6.         Procedural non compliance has been cited as a contributing factor in majority of the accidents.       Procedures, rules and SOPs are designed to protect us from inherent human limitations that affect everyone. When we violate procedures these safeguard break down. When we do this habitually it is only a matter of time before everything catches up. Supervisors have an important role in curtailing this hazardous attitude by first setting right examples and secondly in scrutinizing the environment for latent seeds of violations. They have to be watchful of slow drift into normalization of deviance where not following procedures and taking short cuts becomes an acceptable practice. The slow drift into normalization can be best understood by the analogy of fable about the ‘Boiling Frog’. If a frog is put in a pot of hot water it will instantly jump out. However if it is put in normal water which is then very gradually heated to boiling point the frog will not perceive any danger and would be boiled alive.
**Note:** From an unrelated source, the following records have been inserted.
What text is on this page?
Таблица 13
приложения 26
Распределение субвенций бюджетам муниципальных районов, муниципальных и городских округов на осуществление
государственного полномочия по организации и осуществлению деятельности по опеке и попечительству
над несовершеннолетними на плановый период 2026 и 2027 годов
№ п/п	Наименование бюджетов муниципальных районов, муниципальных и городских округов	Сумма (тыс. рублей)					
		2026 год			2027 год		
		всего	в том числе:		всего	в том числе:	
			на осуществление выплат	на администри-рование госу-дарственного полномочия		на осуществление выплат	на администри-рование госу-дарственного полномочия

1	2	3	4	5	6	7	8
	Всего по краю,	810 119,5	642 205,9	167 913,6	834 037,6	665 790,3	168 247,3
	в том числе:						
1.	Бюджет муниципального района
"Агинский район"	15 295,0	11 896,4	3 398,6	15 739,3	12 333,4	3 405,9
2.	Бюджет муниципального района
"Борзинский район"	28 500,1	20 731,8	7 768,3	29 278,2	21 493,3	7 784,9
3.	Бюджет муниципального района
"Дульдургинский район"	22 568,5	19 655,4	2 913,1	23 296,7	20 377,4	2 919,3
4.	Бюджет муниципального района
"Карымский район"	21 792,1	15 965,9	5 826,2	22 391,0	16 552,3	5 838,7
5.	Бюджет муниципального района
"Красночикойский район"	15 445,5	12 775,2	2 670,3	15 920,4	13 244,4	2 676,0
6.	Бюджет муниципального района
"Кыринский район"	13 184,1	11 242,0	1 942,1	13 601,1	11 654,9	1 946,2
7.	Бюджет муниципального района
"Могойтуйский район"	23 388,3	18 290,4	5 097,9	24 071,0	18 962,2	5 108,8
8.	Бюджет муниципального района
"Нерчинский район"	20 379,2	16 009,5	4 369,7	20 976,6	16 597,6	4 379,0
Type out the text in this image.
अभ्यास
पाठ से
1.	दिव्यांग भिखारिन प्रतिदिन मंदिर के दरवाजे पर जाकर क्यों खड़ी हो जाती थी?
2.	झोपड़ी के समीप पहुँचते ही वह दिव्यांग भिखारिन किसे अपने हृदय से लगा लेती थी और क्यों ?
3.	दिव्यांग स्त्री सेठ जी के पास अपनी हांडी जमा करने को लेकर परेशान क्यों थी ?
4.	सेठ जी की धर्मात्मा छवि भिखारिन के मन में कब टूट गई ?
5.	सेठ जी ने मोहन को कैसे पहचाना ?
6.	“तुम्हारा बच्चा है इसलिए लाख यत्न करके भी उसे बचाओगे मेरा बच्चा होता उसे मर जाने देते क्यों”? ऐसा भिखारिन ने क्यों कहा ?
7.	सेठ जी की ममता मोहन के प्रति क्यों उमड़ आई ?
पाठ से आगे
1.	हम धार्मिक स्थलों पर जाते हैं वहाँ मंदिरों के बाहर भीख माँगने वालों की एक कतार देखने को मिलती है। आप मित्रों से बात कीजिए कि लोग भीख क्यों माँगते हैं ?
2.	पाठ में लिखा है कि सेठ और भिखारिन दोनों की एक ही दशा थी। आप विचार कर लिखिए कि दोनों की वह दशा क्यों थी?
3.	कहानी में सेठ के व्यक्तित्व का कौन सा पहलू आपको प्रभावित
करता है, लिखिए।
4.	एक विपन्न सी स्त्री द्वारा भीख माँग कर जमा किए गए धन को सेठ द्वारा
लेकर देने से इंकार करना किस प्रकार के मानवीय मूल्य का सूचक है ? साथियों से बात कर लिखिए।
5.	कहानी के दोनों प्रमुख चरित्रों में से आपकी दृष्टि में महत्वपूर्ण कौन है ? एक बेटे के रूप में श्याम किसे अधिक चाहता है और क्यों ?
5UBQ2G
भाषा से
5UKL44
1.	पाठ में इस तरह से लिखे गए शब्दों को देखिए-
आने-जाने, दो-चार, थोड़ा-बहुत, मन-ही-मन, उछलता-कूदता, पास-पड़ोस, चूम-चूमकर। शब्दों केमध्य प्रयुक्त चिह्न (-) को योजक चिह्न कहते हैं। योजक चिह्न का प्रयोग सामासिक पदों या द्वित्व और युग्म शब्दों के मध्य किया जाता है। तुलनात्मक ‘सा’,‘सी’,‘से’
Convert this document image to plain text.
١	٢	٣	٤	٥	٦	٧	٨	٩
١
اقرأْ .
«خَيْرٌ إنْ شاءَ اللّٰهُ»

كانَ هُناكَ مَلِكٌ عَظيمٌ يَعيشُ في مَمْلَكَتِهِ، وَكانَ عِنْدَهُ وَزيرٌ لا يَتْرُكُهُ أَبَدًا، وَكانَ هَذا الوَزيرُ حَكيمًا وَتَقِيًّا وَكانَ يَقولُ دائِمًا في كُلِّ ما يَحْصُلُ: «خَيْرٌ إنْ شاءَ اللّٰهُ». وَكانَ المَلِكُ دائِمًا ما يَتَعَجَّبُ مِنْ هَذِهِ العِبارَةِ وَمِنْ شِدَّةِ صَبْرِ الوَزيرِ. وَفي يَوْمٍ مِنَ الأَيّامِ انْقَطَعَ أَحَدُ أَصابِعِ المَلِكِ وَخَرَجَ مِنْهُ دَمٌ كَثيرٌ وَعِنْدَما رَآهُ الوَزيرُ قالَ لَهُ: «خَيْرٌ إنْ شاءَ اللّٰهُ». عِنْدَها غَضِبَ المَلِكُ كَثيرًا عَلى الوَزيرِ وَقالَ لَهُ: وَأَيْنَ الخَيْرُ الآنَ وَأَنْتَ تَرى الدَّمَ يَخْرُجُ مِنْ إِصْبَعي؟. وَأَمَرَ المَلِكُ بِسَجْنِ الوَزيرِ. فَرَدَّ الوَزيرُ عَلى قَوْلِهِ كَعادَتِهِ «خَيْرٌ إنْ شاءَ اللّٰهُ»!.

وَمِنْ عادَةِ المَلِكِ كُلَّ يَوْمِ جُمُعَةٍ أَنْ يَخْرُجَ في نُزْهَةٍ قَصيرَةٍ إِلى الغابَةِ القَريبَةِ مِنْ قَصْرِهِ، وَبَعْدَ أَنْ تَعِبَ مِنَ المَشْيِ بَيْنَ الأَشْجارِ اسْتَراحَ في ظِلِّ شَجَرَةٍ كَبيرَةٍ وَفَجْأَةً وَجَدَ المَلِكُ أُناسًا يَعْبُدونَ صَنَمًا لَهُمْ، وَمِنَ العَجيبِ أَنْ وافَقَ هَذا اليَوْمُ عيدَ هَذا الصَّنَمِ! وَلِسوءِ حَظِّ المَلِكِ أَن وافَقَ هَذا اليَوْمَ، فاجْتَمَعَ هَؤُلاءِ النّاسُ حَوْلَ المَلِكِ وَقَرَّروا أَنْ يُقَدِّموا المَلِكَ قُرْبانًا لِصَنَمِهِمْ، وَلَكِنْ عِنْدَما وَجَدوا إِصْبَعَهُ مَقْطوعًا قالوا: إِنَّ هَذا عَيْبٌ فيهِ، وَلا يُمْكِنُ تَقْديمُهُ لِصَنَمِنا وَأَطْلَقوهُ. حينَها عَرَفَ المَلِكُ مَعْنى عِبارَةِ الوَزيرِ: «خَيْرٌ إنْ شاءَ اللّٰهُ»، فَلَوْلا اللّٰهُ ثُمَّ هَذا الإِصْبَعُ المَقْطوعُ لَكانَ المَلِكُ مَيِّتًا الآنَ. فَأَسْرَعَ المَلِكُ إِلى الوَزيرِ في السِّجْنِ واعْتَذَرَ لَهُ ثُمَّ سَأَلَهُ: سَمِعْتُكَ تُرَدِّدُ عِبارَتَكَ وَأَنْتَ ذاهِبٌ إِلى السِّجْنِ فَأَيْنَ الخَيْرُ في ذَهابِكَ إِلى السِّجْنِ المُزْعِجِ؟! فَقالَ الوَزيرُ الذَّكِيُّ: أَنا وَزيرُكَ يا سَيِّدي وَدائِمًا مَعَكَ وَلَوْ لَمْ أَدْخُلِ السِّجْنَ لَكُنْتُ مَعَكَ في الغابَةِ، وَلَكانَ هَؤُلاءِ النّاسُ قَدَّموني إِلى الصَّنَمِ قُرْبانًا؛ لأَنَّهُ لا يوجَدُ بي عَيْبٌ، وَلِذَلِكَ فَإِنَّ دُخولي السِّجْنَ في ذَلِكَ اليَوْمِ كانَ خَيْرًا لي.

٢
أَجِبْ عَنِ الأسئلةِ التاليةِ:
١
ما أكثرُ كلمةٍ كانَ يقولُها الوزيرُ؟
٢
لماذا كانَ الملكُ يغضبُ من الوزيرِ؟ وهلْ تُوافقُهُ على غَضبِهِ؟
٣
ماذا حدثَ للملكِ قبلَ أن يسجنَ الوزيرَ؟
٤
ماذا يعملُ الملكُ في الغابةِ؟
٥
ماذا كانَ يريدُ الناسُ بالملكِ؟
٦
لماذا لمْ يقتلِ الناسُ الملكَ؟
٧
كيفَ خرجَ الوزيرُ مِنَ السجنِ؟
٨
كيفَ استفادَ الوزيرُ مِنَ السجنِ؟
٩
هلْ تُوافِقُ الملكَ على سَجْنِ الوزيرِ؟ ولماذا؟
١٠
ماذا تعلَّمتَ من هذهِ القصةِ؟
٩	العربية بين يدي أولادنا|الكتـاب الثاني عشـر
The slow changes are hard to be perceived even if they are dangerous.

CONCLUSION

HEINRICH’S ACCIDENT PYRAMID H. W Heinrich, an industrial engineer, in 1931 developed a model, based on his extensive research into industrial accidents. He concluded that in a workplace, for every accident that causes a major injury, there are 29 accidents that cause minor injuries and 300 accidents that cause no injuries.  The pyramid has found wide acceptance in the aviation world where it is reworded as, ‘One major accident precedes 30 incidents and 300 violations’.  Both pilots had reached more than their share of violations and incidents which is easy to calculate. The mishap sorties, which had not been much different from the ones they have been routinely doing, had violations at every phase and moment of the flight.